Gatsby, you see, dreams of belonging, of being a part of the moment, of whatever it meant to be American in the 20s, and he longs for Daisy. Gatsby famously wants to repeat the past, and he never gives up hope even though he had to know such a task was made impossible by the very nature of time. Menshiki dreams and hopes for a happy relationship with his daughter even when he knows this cannot be. Watanabe dreams of a life with Naoko when everyone and everything tells him this isn’t possible.
The common thread that binds Gatsby to Menshiki and Watanabe, and Fitzgerald to Murakami is simple: the inherent hope of dreaming.
The American Dream should be different now than it was a hundred years ago, and we need to recognize that the old standards no longer hold true. Perhaps we must abandon the idea of a unified American Dream entirely and revel in each unique, individual American Dream as it is invented.
I write this as a middle-class white man who has had the privilege of living a life free of discrimination and the luxury of thinking this was the way things are. Just as the Black Lives Matter movement has prompted me to examine my own privilege, it should be prompting all of us to examine the movement as an embodiment of the American Dream. The movement seeks racial equality, to belong somewhere comfortably and without fear. If that isn’t at the heart of the American Dream, then we have to question whether or not the dream is even worth pursuit.
Our national identity cannot be what it was, and we should be willing to lay it to rest and move on to what comes next. I do not think it is possible at the moment to define that identity; it may not be possible for years. Perhaps like history, we need time and distance from the moment to understand who we will become, and the stories we create along the way will become a cultural treasure map to this hindsight. Just as our future identity will hopefully be one of cultural acceptance and equality, we must also be open to the idea that the author of the next Great American Novel may not even be American.
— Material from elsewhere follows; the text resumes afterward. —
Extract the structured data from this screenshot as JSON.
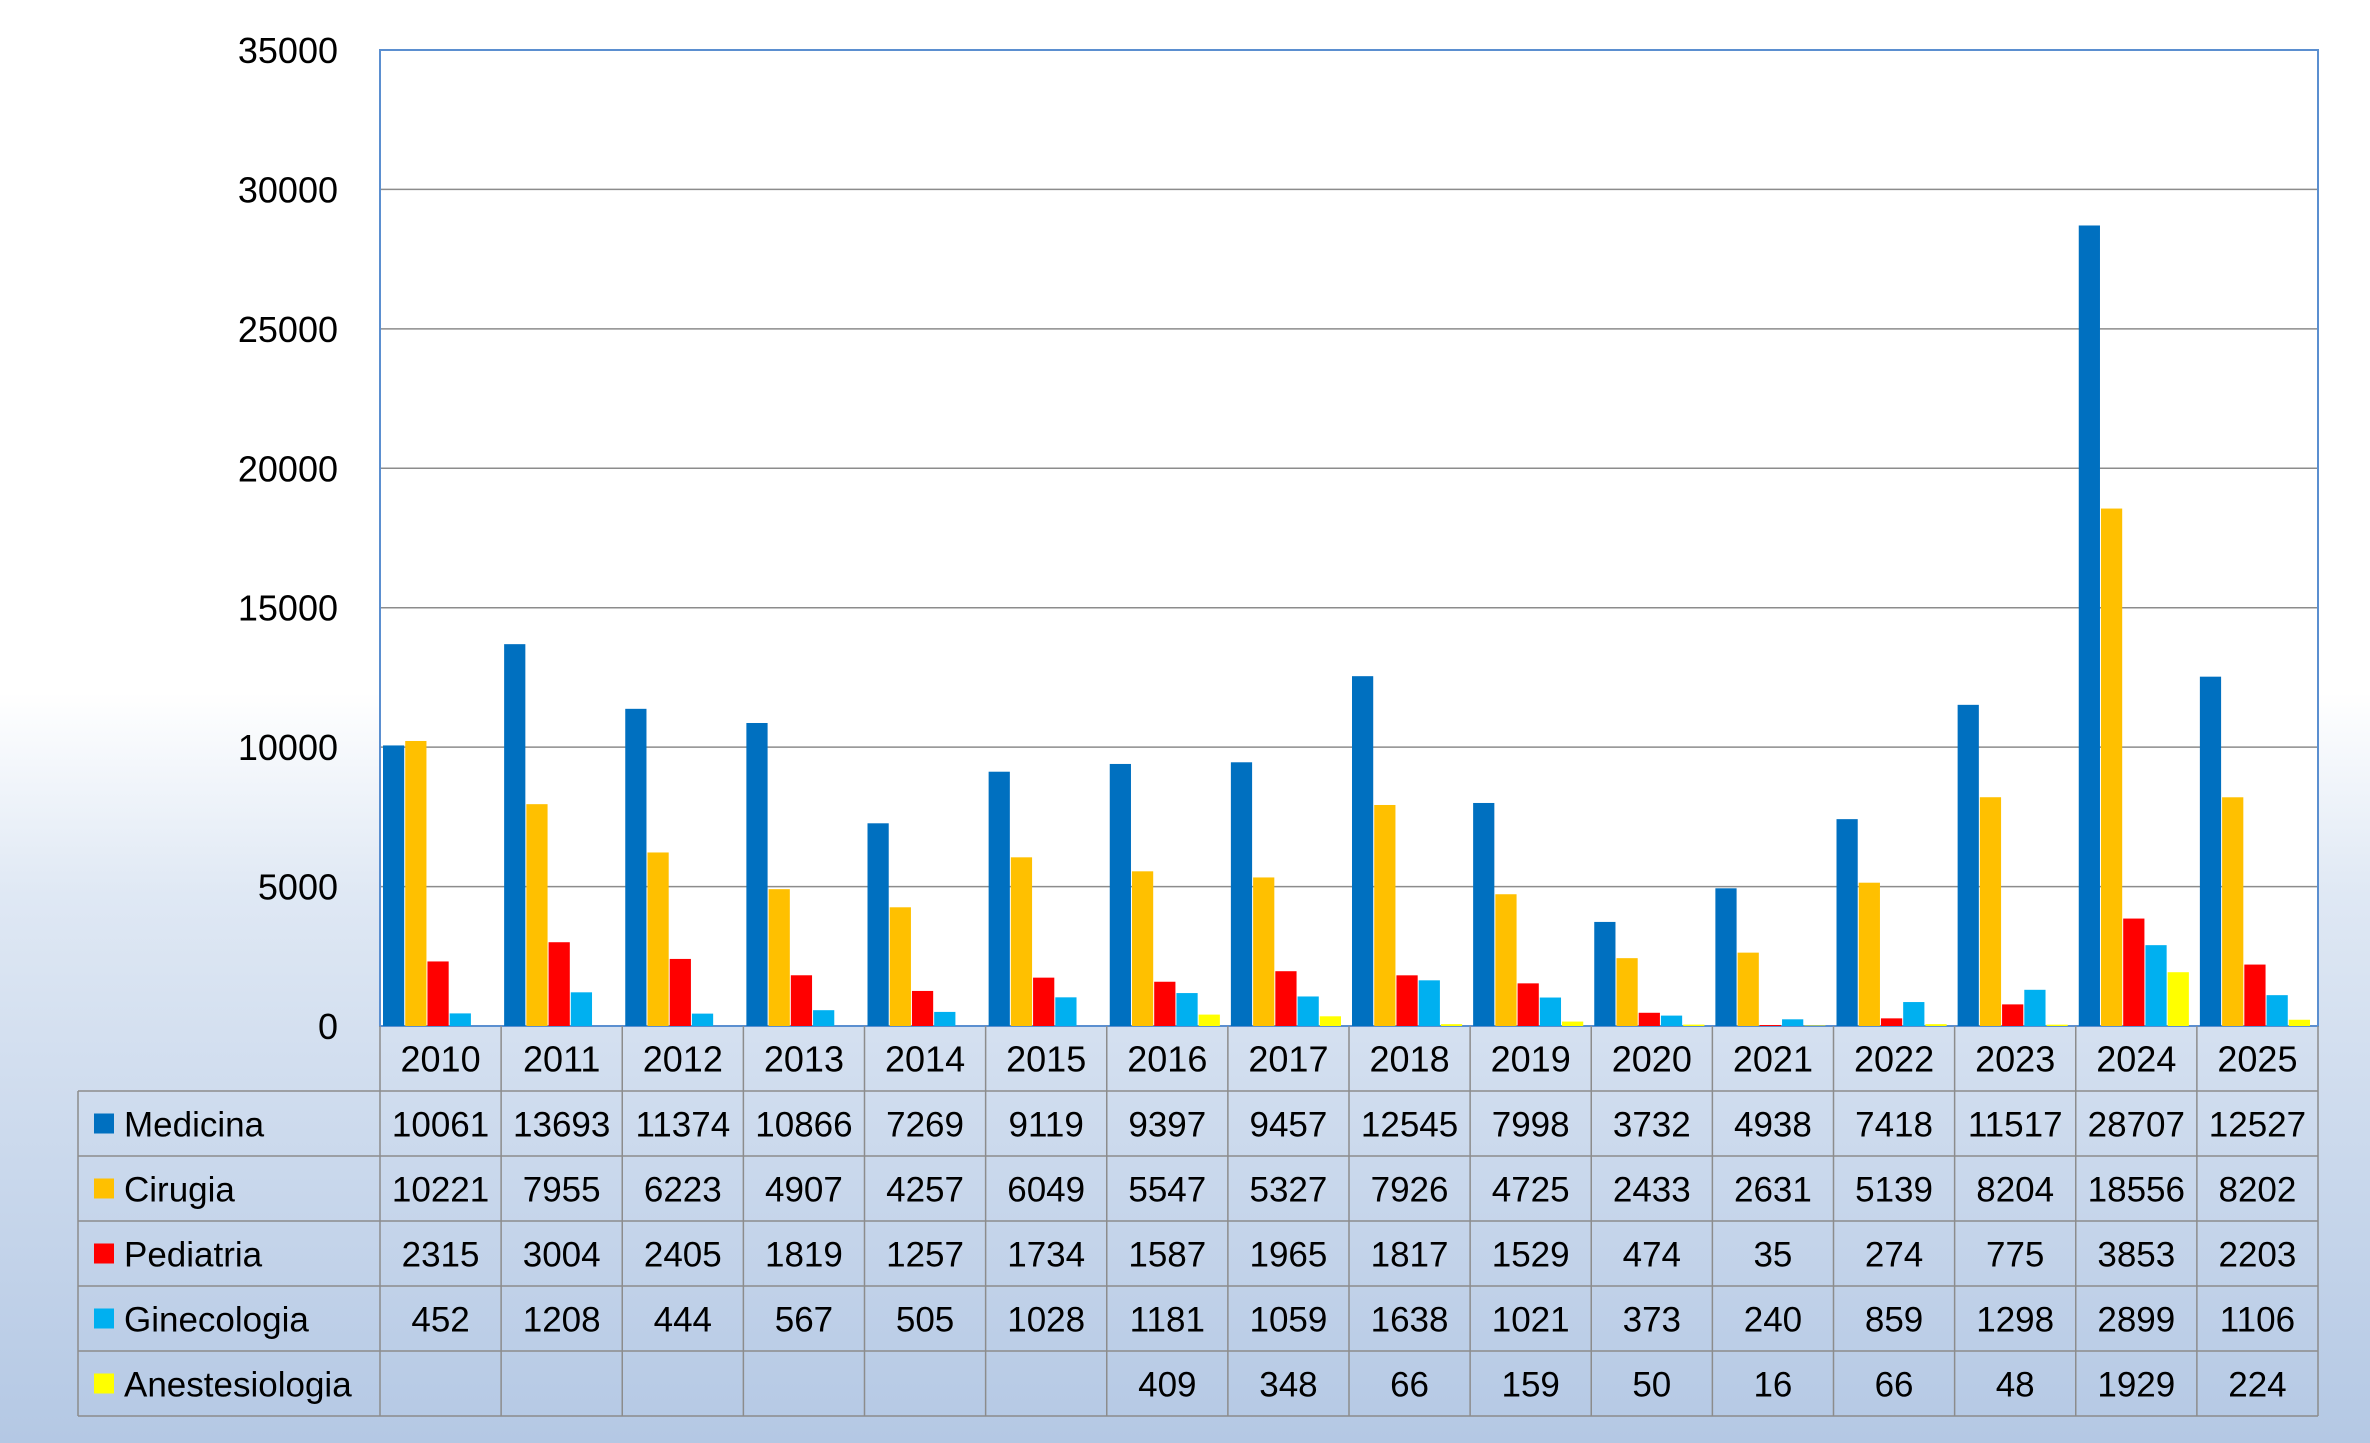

All of this, of course, is easier said than done. Change is never easy, but it is possible. We can dream, and we can hope.
Hope is the common thread of Murakami and Fitzgerald, and it is the essence of whatever shape the American Dream and the Great American Novel will eventually take. The shape of the dream, after all, isn’t what is important. It is the act of dreaming that matters because so long as there is a dream, there is the hope of it coming true.